September 9, 2020 | 3:18pm

These mice are making gains in microgravity.

Weightlessness makes it pretty hard to push, pull, lift or perform any other sort of athletic task. In less than two weeks of space travel, astronauts can lose up to 20% of their muscle mass as a result.

But the results of a new experiment, which observed how mice bulk up while in orbit, may hold the key to this anatomical quandary, and could potentially be used as an anti-aging means for terrestrial application.

The study, published in the journal Proceedings of the National Academy of Sciences, began with a discovery made two decades ago.

“Back then, we showed that mice in which we deleted the myostatin gene had dramatic increases in muscle mass throughout the body, with individual muscles growing to about twice the normal size,” said Se-Jin Lee, a geneticist at the Jackson Laboratory for Genomic Medicine in Farmington, Connecticut. He and wife Emily Germain-Lee made the discovery in the 1990s, while studying at Johns Hopkins University.

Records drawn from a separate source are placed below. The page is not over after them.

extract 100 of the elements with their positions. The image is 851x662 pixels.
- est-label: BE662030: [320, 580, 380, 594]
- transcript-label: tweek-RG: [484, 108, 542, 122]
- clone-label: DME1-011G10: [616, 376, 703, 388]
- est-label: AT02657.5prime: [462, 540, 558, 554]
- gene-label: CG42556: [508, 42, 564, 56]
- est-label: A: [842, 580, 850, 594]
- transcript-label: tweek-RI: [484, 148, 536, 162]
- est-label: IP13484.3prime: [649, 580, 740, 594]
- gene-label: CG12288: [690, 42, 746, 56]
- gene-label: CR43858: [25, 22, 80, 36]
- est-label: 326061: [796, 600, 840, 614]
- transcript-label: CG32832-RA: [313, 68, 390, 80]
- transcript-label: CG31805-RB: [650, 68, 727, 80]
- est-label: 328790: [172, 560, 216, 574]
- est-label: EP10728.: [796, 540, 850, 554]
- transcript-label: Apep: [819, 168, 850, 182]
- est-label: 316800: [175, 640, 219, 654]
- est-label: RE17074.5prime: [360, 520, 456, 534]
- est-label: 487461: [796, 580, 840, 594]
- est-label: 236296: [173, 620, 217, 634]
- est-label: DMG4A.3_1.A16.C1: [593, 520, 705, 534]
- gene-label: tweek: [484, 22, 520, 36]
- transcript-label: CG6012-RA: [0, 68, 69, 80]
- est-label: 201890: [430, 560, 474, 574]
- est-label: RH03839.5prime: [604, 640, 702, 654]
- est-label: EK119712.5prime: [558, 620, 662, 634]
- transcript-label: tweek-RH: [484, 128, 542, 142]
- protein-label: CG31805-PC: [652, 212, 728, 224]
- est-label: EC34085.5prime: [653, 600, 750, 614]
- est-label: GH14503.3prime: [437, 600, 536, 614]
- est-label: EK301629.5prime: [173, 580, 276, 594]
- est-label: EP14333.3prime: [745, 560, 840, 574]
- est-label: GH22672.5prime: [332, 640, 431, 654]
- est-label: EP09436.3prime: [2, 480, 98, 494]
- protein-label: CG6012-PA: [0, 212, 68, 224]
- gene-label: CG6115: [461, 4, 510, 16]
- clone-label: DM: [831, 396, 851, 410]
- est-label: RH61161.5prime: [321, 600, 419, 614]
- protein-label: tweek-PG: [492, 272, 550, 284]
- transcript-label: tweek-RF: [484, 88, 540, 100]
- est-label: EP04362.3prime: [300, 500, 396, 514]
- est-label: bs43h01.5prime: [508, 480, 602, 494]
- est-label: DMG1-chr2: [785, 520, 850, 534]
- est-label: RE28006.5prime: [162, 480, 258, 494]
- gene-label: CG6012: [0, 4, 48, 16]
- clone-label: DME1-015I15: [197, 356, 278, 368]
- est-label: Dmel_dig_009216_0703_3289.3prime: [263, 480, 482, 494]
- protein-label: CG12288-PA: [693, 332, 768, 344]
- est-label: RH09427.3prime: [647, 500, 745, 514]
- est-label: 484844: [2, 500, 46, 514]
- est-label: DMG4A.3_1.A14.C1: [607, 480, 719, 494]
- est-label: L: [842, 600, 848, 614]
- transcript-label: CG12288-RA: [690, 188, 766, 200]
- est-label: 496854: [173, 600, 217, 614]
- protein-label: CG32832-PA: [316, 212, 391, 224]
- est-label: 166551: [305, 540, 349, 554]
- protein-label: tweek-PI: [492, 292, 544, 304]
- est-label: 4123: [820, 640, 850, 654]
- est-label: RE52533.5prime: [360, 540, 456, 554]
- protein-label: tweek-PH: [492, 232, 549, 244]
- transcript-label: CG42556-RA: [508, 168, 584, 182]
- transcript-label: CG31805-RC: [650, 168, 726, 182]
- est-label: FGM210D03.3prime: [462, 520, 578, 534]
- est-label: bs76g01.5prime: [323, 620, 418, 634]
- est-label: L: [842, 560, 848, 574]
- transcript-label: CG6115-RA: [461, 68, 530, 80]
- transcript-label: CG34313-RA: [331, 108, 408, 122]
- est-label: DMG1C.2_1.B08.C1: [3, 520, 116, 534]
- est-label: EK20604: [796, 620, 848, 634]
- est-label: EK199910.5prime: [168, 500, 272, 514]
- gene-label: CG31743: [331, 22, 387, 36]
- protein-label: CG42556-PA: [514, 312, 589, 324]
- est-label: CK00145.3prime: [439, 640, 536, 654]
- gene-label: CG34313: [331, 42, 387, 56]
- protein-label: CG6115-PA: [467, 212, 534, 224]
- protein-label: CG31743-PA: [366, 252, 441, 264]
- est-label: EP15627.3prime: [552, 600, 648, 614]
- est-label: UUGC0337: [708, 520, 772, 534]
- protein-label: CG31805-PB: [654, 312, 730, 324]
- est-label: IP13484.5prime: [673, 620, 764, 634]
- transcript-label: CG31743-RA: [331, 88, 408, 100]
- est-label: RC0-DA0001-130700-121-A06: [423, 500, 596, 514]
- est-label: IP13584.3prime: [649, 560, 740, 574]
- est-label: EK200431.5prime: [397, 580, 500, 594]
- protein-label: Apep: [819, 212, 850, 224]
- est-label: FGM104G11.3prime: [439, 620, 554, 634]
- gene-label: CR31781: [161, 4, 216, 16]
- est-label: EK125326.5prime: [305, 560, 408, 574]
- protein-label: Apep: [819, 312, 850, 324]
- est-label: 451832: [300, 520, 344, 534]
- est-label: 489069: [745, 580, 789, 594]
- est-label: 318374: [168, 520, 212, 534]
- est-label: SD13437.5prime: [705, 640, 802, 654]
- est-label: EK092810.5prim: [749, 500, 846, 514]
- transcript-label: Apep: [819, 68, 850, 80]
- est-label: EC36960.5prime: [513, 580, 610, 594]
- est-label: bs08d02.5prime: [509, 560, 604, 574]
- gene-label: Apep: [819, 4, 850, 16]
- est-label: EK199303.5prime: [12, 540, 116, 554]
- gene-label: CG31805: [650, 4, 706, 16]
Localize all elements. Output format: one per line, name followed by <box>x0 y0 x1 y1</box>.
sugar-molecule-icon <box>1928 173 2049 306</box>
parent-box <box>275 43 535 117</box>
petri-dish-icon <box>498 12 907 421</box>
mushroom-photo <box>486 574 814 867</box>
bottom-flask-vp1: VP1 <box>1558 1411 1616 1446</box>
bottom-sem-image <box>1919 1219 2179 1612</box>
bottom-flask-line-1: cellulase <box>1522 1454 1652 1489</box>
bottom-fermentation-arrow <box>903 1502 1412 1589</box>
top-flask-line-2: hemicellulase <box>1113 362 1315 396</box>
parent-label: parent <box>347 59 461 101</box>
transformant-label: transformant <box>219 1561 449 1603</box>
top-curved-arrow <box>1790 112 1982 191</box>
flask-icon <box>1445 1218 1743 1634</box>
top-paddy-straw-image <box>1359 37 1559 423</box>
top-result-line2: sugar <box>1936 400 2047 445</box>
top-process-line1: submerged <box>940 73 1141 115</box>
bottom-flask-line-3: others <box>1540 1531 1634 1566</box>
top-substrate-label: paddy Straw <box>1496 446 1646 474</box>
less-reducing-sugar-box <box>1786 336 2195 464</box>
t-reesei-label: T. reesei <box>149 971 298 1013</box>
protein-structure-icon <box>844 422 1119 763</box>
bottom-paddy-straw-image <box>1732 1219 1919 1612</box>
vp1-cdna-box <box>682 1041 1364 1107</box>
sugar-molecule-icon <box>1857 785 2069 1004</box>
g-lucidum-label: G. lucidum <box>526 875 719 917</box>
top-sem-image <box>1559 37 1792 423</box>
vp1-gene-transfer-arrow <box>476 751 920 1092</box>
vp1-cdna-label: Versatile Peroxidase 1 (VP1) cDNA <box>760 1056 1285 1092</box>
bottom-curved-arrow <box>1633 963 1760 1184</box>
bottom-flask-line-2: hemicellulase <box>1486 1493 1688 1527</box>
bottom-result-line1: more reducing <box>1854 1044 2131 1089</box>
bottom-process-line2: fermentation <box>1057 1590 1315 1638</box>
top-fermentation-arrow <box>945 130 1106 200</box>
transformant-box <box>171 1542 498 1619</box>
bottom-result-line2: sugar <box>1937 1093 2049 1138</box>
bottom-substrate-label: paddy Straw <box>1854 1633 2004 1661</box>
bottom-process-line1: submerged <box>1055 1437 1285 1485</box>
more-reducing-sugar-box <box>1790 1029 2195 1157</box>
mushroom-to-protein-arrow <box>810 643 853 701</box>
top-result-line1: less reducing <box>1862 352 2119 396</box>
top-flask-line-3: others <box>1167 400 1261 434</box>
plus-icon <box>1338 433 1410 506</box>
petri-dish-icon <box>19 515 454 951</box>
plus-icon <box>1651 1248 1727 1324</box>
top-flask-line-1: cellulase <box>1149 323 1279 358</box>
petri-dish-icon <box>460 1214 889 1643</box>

Lee told Space.com, “This immediately suggested the possibility that blocking myostatin might be an effective strategy to combat muscle loss due to a wide range of diseases. This also suggested the possibility that this might be effective for astronauts during extended space travel.”

The pair waited 20 years to put their hypothesis to the test, but “we finally got the opportunity to do so last year,” said Lee, who launched his rodent recruits from NASA’s Kennedy Space Center to the International Space Station aboard SpaceX’s CRS-19 capsule.

The mouse on the right has been engineered to have four times the muscle mass of a normal lab mouse.
The mouse on the right has been engineered to have four times the muscle mass of a normal lab mouse.Se-Jin Lee/PLOS One

Forty mice were bound for space. Eight had their myostatin genes removed; as an alternative, another eight were treated with a molecule that only suppressed both myostatin and activin A, a protein similar to the former. The remaining 24 individuals were were not altered in any way.

As expected, muscle and bone mass in the control specimens notably decreased during their 33-day tour in space, whereas those without the myostatin gene finished the trip with twice as much mass as their counterparts. Researchers observed that these mice had largely retained their pre-flight measurements.

Scientists also found that mice treated with the protein-suppressive molecule experienced “dramatic” gains in both muscle and bone mass while in space. Moreover, the molecule helped a number of mice, who had served as the control in space, to recover more muscle than their untreated counterparts following their return to Earth.

Germain-Lee suggested this method could be just as useful on the ground, for people “who suffer from disuse atrophy as a result of being bedridden, wheelchair-bound or elderly.” However, she insisted more research is needed.

“It is important to remember that these studies were done using mice,” Lee said. “Although mice have very similar physiology to humans, sometimes what we learn from mice does not translate exactly to humans. There is still a lot of work that would need to be done to develop treatments for humans, but we believe that this type of strategy holds great promise.”